Nous pouvons tirer des enseignements de l’exemple japonais. Tout un tas de petits détails comptent. Du côté des chefs, en calmant les ego et en acceptant la réalité technologique d’un monde où la photo et les réseaux sociaux sont là pour durer, on doit pouvoir être capable d’éviter les situations extrêmes comme l’interdiction catégorique de la photographie au restaurant. Les clients devraient faire preuve de plus d’humilité eux aussi, demander des autorisations, et tenter d’apprendre la photo (s’ils immortalisent tout ce qu’il mangent et diffusent systématiquement les images, ça aura un intérêt). Ou du moins faire le tri dans leurs albums photo, par pitié.
Je ne comprend pas le refus des restaurateurs français pour les photos… ca devrait plutôt être flatteur non ? Si on prend en photo leurs plats c’est qu’ils sont beaux et appétissants ?
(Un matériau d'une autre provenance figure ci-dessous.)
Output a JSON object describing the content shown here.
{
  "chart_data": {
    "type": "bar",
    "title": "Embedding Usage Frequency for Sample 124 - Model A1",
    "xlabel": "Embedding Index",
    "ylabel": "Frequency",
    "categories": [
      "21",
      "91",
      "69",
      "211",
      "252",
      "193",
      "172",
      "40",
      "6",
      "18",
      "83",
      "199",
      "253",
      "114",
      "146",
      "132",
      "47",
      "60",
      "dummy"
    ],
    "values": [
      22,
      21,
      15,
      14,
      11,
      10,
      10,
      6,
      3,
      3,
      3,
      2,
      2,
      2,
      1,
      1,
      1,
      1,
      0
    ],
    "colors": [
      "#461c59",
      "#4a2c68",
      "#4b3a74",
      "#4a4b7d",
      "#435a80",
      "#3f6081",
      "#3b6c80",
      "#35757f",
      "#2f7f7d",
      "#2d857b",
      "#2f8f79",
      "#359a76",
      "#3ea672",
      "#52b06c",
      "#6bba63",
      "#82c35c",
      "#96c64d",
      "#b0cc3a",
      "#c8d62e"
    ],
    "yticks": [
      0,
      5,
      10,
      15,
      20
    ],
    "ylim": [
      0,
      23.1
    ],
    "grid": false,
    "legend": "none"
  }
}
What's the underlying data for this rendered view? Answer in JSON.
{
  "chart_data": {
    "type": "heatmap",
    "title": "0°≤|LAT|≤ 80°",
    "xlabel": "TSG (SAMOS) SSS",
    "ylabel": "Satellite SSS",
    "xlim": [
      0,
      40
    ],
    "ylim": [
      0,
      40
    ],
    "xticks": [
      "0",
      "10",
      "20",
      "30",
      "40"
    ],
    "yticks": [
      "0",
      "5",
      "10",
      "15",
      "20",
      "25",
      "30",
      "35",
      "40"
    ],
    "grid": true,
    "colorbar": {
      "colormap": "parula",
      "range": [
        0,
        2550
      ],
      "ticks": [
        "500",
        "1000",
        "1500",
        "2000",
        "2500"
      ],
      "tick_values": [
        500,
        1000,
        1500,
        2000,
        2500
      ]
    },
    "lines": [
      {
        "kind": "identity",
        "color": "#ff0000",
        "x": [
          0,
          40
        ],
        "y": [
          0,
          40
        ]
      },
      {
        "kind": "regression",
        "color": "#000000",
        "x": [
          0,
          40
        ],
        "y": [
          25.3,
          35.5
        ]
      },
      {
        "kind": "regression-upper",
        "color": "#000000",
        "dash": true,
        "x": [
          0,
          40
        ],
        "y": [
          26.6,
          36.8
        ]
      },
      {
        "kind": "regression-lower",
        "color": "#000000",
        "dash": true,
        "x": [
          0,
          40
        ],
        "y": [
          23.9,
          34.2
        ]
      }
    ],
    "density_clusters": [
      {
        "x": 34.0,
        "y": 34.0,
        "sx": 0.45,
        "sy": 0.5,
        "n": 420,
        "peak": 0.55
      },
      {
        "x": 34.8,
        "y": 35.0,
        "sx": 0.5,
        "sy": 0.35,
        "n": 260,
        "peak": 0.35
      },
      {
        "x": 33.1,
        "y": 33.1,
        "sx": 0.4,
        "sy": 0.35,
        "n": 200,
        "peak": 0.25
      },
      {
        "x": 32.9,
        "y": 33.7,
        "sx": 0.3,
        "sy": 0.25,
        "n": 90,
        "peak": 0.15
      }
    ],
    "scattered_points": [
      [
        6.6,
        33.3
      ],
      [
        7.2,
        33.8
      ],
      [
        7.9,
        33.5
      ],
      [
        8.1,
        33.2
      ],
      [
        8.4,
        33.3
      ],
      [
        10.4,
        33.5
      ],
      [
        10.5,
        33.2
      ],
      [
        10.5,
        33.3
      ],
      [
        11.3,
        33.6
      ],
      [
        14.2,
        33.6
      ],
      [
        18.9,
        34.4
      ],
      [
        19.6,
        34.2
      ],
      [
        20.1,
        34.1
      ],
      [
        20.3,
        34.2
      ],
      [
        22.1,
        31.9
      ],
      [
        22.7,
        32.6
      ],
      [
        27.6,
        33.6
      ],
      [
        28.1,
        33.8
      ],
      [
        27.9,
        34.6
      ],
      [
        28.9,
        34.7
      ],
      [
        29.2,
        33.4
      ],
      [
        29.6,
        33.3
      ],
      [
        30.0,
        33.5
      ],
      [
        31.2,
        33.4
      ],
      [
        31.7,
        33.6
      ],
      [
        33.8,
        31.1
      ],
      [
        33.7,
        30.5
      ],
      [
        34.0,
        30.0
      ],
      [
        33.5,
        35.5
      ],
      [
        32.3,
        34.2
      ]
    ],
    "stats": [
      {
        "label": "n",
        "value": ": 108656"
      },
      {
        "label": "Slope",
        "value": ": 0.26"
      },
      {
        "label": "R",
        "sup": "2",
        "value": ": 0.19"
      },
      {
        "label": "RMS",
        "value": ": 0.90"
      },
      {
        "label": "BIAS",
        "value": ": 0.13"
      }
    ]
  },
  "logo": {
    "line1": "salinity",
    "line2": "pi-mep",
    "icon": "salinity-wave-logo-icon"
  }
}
Ceci dit c’est vrai que moi même, lorsque je mange au restaurant en France, si un plat est beau j’ai envie de le prendre en photo (pour le montrer à mes amis histoire de les faire saliver, pour m’en inspirer…) mais je n’oserai pas. Les gens me regarderaient comme une bête curieuse (ou méchamment pour les pas tranquilles psychologiquement) Je m’en rend compte en fait. Alors qu’au Japon, j’étais telle une jeune jouvencelle dans un concert de Boys Band (oh du radis mariné ! Clic ! Oh trop beau le curry ! Clic ! Oh My God il déchire ce Katsudon ! clic ! avec les pauses qui vont avec et tout…)
Je rajoute également que c’est dans l’intérêt des restaurateurs français de laisser les gens prendre leurs plats en photo car aujourd’hui tout passe par le bouche à oreille et par l’image (surtout avec tous les sites d’avis qui sont en pleine expansion en ce moment – Tripadvisor, Booking, Foodspotting…ect).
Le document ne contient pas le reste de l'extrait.